Under the smoking law it is illegal to stand and smoke in a doorway. A smoker, regardless of his/her age or condition, is required (even in the absence of law enforcement agents) to expose him/herself to the elements rather than seek shelter in a doorway. A smoker, to fulfil the requirements of the law, must ignore his/her own most basic instincts to seek shelter, to the peril of his/her life.
Of course we have all seen smokers in doorways of an evening smoking. Enforcement officers issue warnings, then toddle off home at 5 pm, leaving smokers at the mercy of their fellow drinkers. There is much moaning about doorway smoking, but who would force a smoker out of a doorway? I have no idea, I've never seen it happening and can only hope that most anti-smoking vigilantes would draw the line at forcing a person bodily to stand in the rain/wind/snow.
Extreme changes of temperature and alcohol are both bad for maintaining body heat. Requiring people to leave drinking establishments to smoke in the open air (especially in winter) seems counter indicative. Surely, protection from hypothermia requires the maintenance of a regular temperature, and this is more important the older one gets, especially after a drink.
So much for pub-goers. What about those who stay at home? A recent study has emphasised people's need for social interaction, showing that isolation can have bigger health indicators than smoking itself:
Data across 308,849 individuals, followed for an average of 7.5 years, indicate that individuals with adequate social relationships have a 50% greater likelihood of survival compared to those with poor or insufficient social relationships. The magnitude of this effect is comparable with quitting smoking and it exceeds many well-known risk factors for mortality (e.g., obesity, physical inactivity).Those who don't wish to subject themselves to the indignities of the smoking ban (and others housebound for any reason) will fall all the more readily into the habits accompanying isolation, such as sitting still for long periods and failing to keep warm.

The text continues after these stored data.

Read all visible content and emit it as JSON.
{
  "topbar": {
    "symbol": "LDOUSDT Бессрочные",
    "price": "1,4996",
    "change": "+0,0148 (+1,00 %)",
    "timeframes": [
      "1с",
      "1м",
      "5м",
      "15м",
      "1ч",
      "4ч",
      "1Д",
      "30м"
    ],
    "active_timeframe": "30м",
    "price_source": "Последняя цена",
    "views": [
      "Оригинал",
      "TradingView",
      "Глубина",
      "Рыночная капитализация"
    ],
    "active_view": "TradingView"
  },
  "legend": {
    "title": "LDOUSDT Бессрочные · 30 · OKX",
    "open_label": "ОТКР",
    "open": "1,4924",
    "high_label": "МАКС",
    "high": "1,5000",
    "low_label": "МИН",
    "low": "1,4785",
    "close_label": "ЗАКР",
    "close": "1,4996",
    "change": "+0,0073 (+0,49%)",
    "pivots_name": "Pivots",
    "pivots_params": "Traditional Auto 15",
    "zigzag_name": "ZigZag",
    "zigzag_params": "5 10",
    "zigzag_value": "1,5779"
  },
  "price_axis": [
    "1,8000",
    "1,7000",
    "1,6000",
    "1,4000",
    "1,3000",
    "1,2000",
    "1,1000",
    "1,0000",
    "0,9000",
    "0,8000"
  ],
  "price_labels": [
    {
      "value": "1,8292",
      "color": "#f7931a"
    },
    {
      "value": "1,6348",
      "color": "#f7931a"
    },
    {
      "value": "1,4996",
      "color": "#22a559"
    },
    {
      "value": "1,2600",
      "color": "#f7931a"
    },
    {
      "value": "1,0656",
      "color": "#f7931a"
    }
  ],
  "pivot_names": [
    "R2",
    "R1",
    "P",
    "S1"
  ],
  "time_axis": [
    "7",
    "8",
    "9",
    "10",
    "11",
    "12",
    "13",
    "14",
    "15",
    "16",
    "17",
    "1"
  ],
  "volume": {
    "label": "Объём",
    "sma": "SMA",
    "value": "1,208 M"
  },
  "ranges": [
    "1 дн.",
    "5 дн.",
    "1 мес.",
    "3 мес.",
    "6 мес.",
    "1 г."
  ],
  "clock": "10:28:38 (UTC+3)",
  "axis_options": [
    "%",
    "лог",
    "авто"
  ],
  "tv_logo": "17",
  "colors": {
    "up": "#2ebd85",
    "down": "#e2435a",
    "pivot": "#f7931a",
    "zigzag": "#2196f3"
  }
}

The recent struggles of acute hospital trusts to bar smoking from hospital premises spring from a fear that offering any shelter to smokers will 'send the wrong message'. Those trusts are entirely wrong about this. It is not the wrong message that people should have access to 100 per cent shelter (when smoking), especially when they are ill or in distress, and especially when they have to emerge from warm hospital to the chill outdoor air of a British winter. It is the wrong message that the advice given for decades to elderly and vulnerable people for avoiding hypothermia (and indeed isolation) are suddenly dispensable when it comes to advising smokers. The risks of exposure to cold air are clear and present; of subjecting anyone to risk from passive smoke are distant and hypothetical. How are we to take official advice to keep warm seriously when we are ordered into the cold for the sake of using a (legal) tab?
No doubt Cameron's cronies in Downing Street aim to teach us our civic duty of caring for our elderly neighbours re the new social relationships of the Big Society. But do they appreciate how much harder the task is, now that the nation's social institutions have been snatched and remodelled so as to leave so many out in the cold?